To the Editor:
We read with interest the article by Dutt and colleagues describing measurement of anti–factor Xa (FXa) activity in ward patients with coronavirus disease (COVID-19) as well as those requiring intensive care (1). The authors suggest that patients admitted to an ICU with COVID-19 may warrant a higher starting dose of pharmacological thromboprophylaxis, although the optimal dose in these patients is uncertain pending upcoming randomized controlled trials. Current guidelines from various medical societies suggest routine pharmacological thromboprophylaxis in patients with COVID-19. However, there is a lack of consensus on whether standard-dose or higher intermediate-dose thromboprophylaxis should be used (2–5). We would like to present our experience with measuring anti-FXa activity using a higher, weight-based dose of enoxaparin for thromboprophylaxis. This retrospective observational study was deemed exempt by our institutional review board.

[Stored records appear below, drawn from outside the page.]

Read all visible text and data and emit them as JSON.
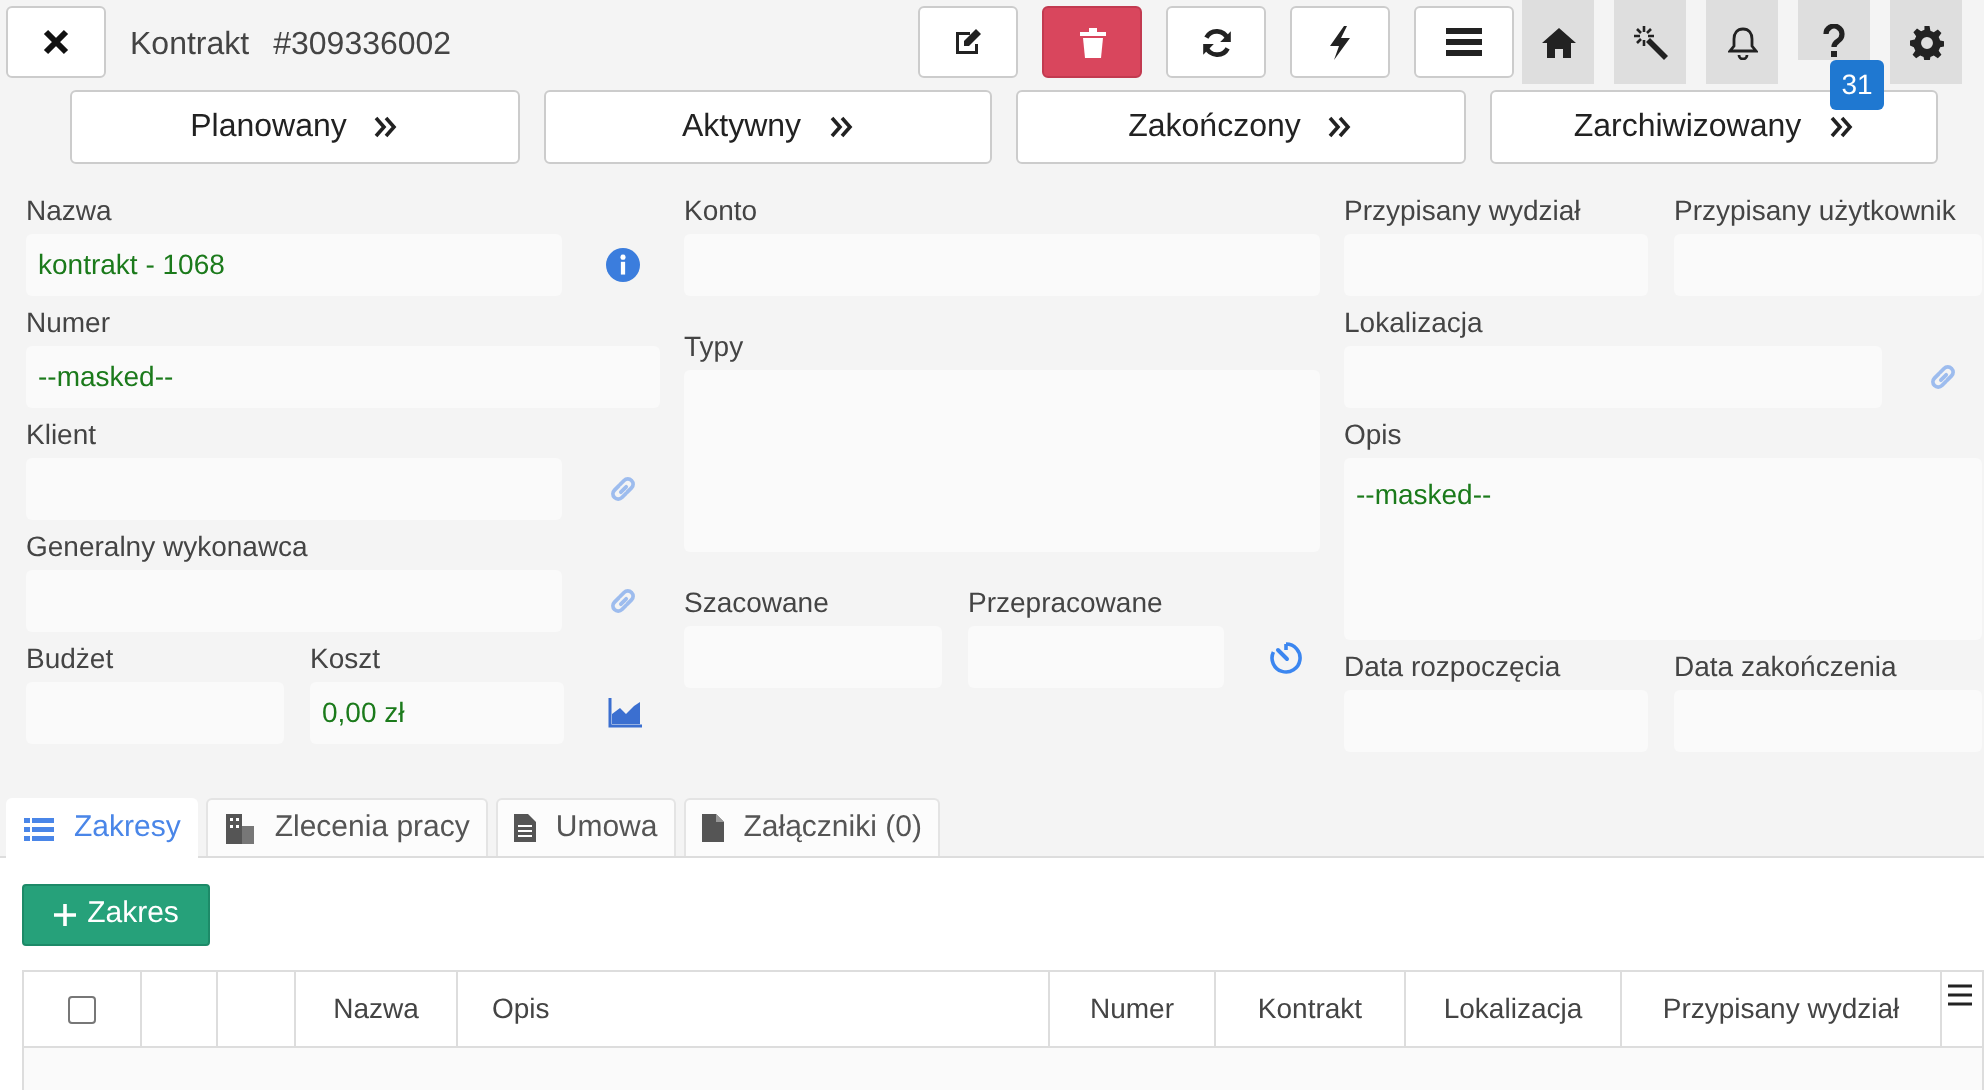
{
  "header": {
    "title": "Kontrakt",
    "number": "#309336002"
  },
  "toolbar": [
    {
      "kind": "edit"
    },
    {
      "kind": "delete"
    },
    {
      "kind": "refresh"
    },
    {
      "kind": "bolt"
    },
    {
      "kind": "menu"
    }
  ],
  "nav_icons": [
    {
      "kind": "home"
    },
    {
      "kind": "wand"
    },
    {
      "kind": "bell"
    },
    {
      "kind": "help",
      "badge": "31"
    },
    {
      "kind": "gear"
    }
  ],
  "status_buttons": [
    "Planowany",
    "Aktywny",
    "Zakończony",
    "Zarchiwizowany"
  ],
  "form": {
    "columns": [
      [
        {
          "fields": [
            {
              "label": "Nazwa",
              "value": "kontrakt - 1068"
            }
          ],
          "kind": "info"
        },
        {
          "fields": [
            {
              "label": "Numer",
              "value": "--masked--"
            }
          ]
        },
        {
          "fields": [
            {
              "label": "Klient"
            }
          ],
          "kind": "link"
        },
        {
          "fields": [
            {
              "label": "Generalny wykonawca"
            }
          ],
          "kind": "link"
        },
        {
          "fields": [
            {
              "label": "Budżet"
            },
            {
              "label": "Koszt",
              "value": "0,00 zł"
            }
          ],
          "kind": "chart"
        }
      ],
      [
        {
          "fields": [
            {
              "label": "Konto"
            }
          ]
        },
        {
          "fields": [
            {
              "label": "Typy",
              "kind": "textarea"
            }
          ]
        },
        {
          "fields": [
            {
              "label": "Szacowane"
            },
            {
              "label": "Przepracowane"
            }
          ],
          "kind": "timer"
        }
      ],
      [
        {
          "fields": [
            {
              "label": "Przypisany wydział"
            },
            {
              "label": "Przypisany użytkownik"
            }
          ]
        },
        {
          "fields": [
            {
              "label": "Lokalizacja"
            }
          ],
          "kind": "link"
        },
        {
          "fields": [
            {
              "label": "Opis",
              "value": "--masked--",
              "kind": "textarea"
            }
          ]
        },
        {
          "fields": [
            {
              "label": "Data rozpoczęcia"
            },
            {
              "label": "Data zakończenia"
            }
          ]
        }
      ]
    ]
  },
  "tabs": [
    {
      "label": "Zakresy",
      "kind": "list",
      "selected": true
    },
    {
      "label": "Zlecenia pracy",
      "kind": "building",
      "selected": false
    },
    {
      "label": "Umowa",
      "kind": "doc",
      "selected": false
    },
    {
      "label": "Załączniki (0)",
      "kind": "file",
      "selected": false
    }
  ],
  "add_button": "Zakres",
  "table": {
    "select_all_checked": false,
    "columns": [
      "Nazwa",
      "Opis",
      "Numer",
      "Kontrakt",
      "Lokalizacja",
      "Przypisany wydział"
    ]
  }
}
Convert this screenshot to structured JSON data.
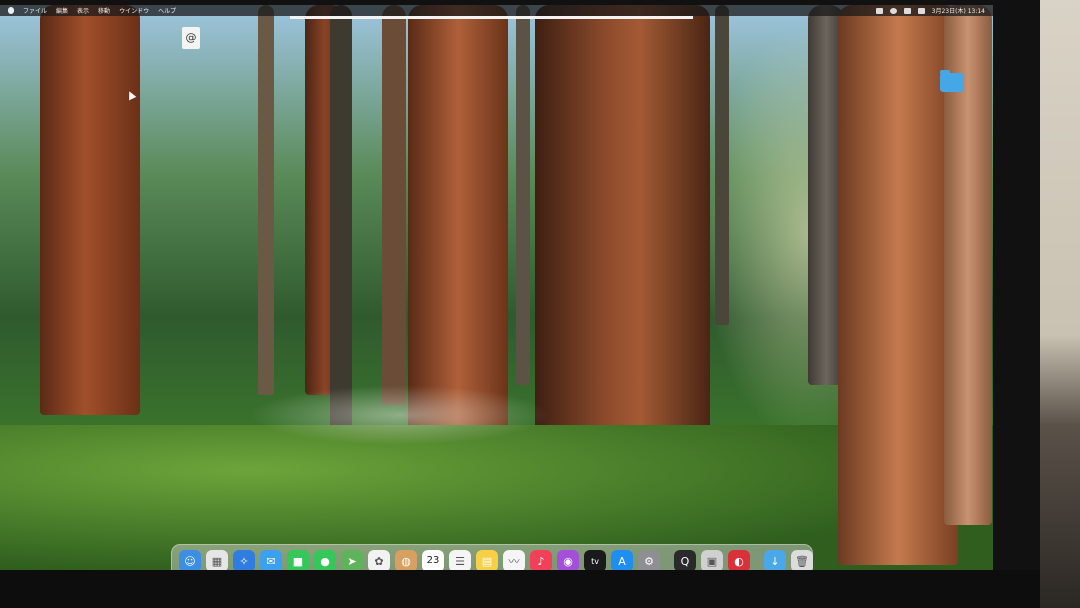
{
  "menubar": {
    "items": [
      "ファイル",
      "編集",
      "表示",
      "移動",
      "ウインドウ",
      "ヘルプ"
    ],
    "clock": "3月23日(木) 13:14"
  },
  "desktop": {
    "at_icon_glyph": "@",
    "folder_color": "#45a7e6"
  },
  "progress": {
    "fraction": 1.0
  },
  "dock": {
    "apps": [
      {
        "name": "finder",
        "glyph": "☺",
        "color": "#3a8ee6"
      },
      {
        "name": "launchpad",
        "glyph": "▦",
        "color": "#e6e6e6"
      },
      {
        "name": "safari",
        "glyph": "✧",
        "color": "#2f7de0"
      },
      {
        "name": "mail",
        "glyph": "✉",
        "color": "#3ba0f0"
      },
      {
        "name": "facetime",
        "glyph": "■",
        "color": "#35c759"
      },
      {
        "name": "messages",
        "glyph": "●",
        "color": "#34c759"
      },
      {
        "name": "maps",
        "glyph": "➤",
        "color": "#5fb35a"
      },
      {
        "name": "photos",
        "glyph": "✿",
        "color": "#f2f2f2"
      },
      {
        "name": "contacts",
        "glyph": "◍",
        "color": "#d8a060"
      },
      {
        "name": "calendar",
        "glyph": "",
        "color": "#ffffff",
        "day": "23",
        "month": ""
      },
      {
        "name": "reminders",
        "glyph": "☰",
        "color": "#f5f5f5"
      },
      {
        "name": "notes",
        "glyph": "▤",
        "color": "#f7d046"
      },
      {
        "name": "freeform",
        "glyph": "〰",
        "color": "#f5f5f5"
      },
      {
        "name": "music",
        "glyph": "♪",
        "color": "#f2405a"
      },
      {
        "name": "podcasts",
        "glyph": "◉",
        "color": "#a34fd9"
      },
      {
        "name": "apple-tv",
        "glyph": "tv",
        "color": "#1a1a1a"
      },
      {
        "name": "app-store",
        "glyph": "A",
        "color": "#1e8ef0"
      },
      {
        "name": "system-settings",
        "glyph": "⚙",
        "color": "#8e8e93"
      },
      {
        "name": "quicktime",
        "glyph": "Q",
        "color": "#2a2a2a"
      },
      {
        "name": "screenshot",
        "glyph": "▣",
        "color": "#d0d0d0"
      },
      {
        "name": "photo-booth",
        "glyph": "◐",
        "color": "#d9303a"
      },
      {
        "name": "downloads-folder",
        "glyph": "↓",
        "color": "#4aa8e8"
      },
      {
        "name": "trash",
        "glyph": "🗑",
        "color": "#dcdcdc"
      }
    ]
  }
}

In early April, we noticed a high rate of thrombosis and thromboembolism among critically ill patients with COVID-19, an observation consistent with those in other institutions (6–8). Therefore, we adopted intermediate-dose thromboprophylaxis for critically ill patients with COVID-19 with enoxaparin (0.5 mg/kg twice daily), as described in Table 1, as our new standard of care. The dosages were selected based on several single-center studies suggesting higher rates of attainment of target anti-FXa activity with higher-dose enoxaparin (9, 10). Importantly, the target anti-FXa activity for pharmacologic prophylaxis is not evidence based, and adjusting doses to provide higher attainment of target activity was not demonstrated to improve clinical outcomes.
Table 1.
Institutional Guidelines
| Creatinine Clearance | VTE Prophylaxis Dosing for COVID-19 in Critically Ill |
|||
|---|---|---|---|---|
| <50 kg | 50–69 kg | 70–79 kg | ≥80 kg | |
| ≥30 ml/min | Enoxaparin 30 mg, s.c., q24h | Enoxaparin 30 mg, s.c., q12h | Enoxaparin 40 mg, s.c., q12h | Enoxaparin 0.5 mg/kg, s.c., q12h, rounded to nearest syringe size |
| ≤30 ml/min but not hemodialysis | Enoxaparin 30 mg, s.c., q24h |
Enoxaparin 40 mg, s.c., q24h | Enoxaparin 0.5 mg/kg, s.c., q24h, rounded to nearest syringe size | |
| Hemodialysis | Do not use enoxaparin; use heparin 5,000 U, s.c., q8–12h | Enoxaparin 30 mg, s.c., q24h | ||
Definition of abbreviations: COVID-19 = coronavirus disease; FXa = factor Xa; q24h = once every 24 h; VTE = venous thromboembolism.
Maximum initial enoxaparin dose = 100 mg, subcutaneously, q12h. Target peak anti-FXa 0.2–0.5 U/ml; draw 3–4 hours after third or fourth dose of regimen. If anti-FXa < 0.2 U/ml, increase dose to next syringe size and keep current frequency. If anti-FXa > 0.5 U/ml, decrease dose to next syringe size or consider package labeled prophylaxis dosing.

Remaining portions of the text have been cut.